If, for some reason, it would be preferable that the pixel nearer the start of the line be set rather than the pixel farther away, there are two options. First option, the endpoints could be swapped. Second option, the third pseudocode example could be used except with
if (i1 > (2 * x)) then
instead of
if (i1 ≥ (2 * x)) then

Setting the pixel nearer the start of the line with either of these modifications, the square example above would look like this:

   **
  *  **
  *    **
 *       *
 *       *
*       *
*       *
 **    *
   **  *
     **
This gives the same result as if the square had been plotted with the pixel further from the start set, and the lines were drawn in the opposite direction: (0, 0) to (6, -3) to (9, 3) to (3, 6) back to (0, 0). The square looks different, but is still symmetrical. In instances where it is possible to draw all polygons clockwise, or draw them all anticlockwise, without too much processing overhead, that is usually done so that identical shapes are drawn identically.


Finally, there is the matter of sub-pixel accuracy and anti-aliasing. The trick to sub-pixel accuracy is first to ensure that the centre of some sub-pixel is at the centre of a pixel [depending on how the sub-pixels line up with pixels, an even higher resolution may be required just for the purposes of drawing the line]. Then [assuming the line is between 0° and 45°], find out how far the line is from the bottom of the pixel halfway through the leftmost pixel - the units will be (1 pixel / (x * [number of subpixels per pixel])). Loop over pixels, not subpixels.
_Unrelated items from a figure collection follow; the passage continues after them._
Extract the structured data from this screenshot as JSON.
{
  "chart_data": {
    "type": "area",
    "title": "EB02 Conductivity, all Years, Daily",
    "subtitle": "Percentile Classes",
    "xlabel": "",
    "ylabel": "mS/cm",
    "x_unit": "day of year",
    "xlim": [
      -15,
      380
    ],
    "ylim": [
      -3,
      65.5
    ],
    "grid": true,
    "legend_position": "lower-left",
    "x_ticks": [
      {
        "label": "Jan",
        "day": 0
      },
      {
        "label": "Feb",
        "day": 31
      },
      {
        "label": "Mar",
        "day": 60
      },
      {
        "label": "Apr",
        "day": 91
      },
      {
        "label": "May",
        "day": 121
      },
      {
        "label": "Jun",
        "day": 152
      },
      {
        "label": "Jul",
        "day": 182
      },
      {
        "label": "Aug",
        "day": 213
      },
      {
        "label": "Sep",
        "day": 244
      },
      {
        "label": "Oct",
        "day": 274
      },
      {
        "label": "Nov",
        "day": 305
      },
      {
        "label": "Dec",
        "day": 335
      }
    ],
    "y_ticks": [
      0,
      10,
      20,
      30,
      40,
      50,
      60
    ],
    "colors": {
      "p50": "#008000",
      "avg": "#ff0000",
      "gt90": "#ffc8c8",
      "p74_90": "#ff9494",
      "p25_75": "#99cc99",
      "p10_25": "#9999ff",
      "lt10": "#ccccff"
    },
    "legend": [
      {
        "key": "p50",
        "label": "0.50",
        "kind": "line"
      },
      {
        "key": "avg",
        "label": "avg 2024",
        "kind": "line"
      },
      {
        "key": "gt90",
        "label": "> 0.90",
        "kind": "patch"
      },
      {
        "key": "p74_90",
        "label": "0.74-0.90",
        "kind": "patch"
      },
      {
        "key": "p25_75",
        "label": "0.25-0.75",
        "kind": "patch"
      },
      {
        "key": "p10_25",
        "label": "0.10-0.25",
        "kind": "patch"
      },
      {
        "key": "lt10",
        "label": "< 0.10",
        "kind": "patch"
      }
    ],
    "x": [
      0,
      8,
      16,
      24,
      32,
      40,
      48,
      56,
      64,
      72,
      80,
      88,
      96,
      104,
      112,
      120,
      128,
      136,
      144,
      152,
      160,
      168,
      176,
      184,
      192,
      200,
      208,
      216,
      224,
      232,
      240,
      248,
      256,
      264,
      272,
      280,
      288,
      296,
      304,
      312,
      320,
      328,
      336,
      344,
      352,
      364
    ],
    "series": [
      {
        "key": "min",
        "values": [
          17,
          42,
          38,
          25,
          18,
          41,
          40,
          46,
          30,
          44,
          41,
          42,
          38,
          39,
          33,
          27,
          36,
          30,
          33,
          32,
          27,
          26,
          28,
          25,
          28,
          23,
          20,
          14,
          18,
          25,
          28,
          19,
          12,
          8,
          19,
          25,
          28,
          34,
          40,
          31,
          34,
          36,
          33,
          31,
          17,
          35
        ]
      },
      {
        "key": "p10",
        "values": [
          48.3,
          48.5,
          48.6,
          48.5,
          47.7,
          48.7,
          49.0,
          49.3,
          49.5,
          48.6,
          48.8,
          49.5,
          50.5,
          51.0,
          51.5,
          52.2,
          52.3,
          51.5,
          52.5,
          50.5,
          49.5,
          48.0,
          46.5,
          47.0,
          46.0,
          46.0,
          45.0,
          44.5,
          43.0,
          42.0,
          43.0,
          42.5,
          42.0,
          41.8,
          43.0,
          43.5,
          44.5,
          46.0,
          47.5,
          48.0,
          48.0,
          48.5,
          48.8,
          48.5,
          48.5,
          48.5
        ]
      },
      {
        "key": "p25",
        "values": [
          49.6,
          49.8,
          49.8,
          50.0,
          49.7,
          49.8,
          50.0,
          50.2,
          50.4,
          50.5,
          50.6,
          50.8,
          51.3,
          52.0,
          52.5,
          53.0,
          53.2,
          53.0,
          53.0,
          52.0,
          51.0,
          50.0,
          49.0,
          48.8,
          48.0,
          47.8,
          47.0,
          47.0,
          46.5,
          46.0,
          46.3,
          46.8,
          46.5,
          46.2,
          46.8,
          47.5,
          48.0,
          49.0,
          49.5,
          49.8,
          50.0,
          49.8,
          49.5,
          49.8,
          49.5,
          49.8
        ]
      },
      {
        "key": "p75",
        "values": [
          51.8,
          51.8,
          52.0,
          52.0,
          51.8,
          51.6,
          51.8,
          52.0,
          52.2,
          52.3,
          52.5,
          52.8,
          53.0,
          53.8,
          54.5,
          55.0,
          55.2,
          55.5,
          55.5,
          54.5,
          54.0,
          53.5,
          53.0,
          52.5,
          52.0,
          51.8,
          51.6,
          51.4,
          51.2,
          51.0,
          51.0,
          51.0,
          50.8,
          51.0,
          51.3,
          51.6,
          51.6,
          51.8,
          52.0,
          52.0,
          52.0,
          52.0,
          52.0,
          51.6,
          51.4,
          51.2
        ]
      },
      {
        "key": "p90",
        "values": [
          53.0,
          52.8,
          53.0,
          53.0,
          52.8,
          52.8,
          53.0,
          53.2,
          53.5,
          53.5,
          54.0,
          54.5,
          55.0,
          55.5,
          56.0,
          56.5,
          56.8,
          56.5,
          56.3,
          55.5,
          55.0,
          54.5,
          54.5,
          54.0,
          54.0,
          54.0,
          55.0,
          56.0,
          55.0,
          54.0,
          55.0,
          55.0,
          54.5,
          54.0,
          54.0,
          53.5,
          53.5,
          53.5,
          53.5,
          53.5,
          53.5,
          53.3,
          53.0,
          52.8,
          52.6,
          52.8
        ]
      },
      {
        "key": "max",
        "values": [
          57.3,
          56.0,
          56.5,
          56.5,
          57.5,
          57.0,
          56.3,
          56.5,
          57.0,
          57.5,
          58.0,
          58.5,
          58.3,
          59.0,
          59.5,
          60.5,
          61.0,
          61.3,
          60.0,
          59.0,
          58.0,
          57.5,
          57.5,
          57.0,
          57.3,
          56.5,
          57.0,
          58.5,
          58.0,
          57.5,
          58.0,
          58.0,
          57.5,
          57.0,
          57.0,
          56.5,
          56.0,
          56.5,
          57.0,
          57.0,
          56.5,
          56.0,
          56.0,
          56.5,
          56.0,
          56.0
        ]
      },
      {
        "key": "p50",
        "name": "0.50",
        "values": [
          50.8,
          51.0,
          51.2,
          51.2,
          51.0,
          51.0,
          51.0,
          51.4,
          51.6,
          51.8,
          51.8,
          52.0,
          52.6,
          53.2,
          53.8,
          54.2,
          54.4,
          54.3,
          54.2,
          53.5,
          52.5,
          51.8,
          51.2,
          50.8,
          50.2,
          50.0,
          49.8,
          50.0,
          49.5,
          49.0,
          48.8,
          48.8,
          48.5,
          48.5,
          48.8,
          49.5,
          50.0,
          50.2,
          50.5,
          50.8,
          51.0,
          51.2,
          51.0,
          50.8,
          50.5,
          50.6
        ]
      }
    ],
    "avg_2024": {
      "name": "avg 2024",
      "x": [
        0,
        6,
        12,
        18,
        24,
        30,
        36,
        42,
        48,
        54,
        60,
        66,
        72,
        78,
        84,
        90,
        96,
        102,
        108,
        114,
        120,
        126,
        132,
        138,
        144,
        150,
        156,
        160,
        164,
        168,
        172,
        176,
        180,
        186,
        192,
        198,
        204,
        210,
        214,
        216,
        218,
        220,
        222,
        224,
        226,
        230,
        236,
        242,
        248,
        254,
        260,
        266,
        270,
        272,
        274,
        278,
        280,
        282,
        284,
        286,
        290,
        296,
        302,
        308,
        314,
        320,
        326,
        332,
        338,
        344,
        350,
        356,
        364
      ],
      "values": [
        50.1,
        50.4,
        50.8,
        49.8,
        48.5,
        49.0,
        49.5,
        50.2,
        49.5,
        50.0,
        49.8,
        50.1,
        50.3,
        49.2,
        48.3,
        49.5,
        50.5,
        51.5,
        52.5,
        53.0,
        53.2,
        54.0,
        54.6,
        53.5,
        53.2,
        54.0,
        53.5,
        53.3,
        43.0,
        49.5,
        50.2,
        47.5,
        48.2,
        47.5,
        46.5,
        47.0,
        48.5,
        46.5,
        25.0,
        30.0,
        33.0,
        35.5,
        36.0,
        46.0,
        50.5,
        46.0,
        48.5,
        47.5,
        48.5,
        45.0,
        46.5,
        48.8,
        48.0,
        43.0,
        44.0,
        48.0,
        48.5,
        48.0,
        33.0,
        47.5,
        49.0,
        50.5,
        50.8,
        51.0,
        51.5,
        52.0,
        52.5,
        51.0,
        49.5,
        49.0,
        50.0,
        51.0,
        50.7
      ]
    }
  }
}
Reasonably good anti-aliasing can be accomplished by using i as a measure of how close the line gets to the centre of the pixel. (Actually, it measures how close the line comes to the centre of the pixel - as measured vertically when the line is closer to horizontal, and as measured horizontally when the line is closer to vertical.) The closer i1 is to x, the closer the line is to the centre of the pixel; therefore, the pixel should be darker and the neighbouring pixels should be affected very little. The further i1 is from x, the further the line is from the centre of the pixel, the pixel should be lightened by up to half the intensity and the neighbouring pixel on the appropriate side should be darkened by up to half the intensity. This is not a fully accurate anti-aliasing algorithm, but is good enough for many cases.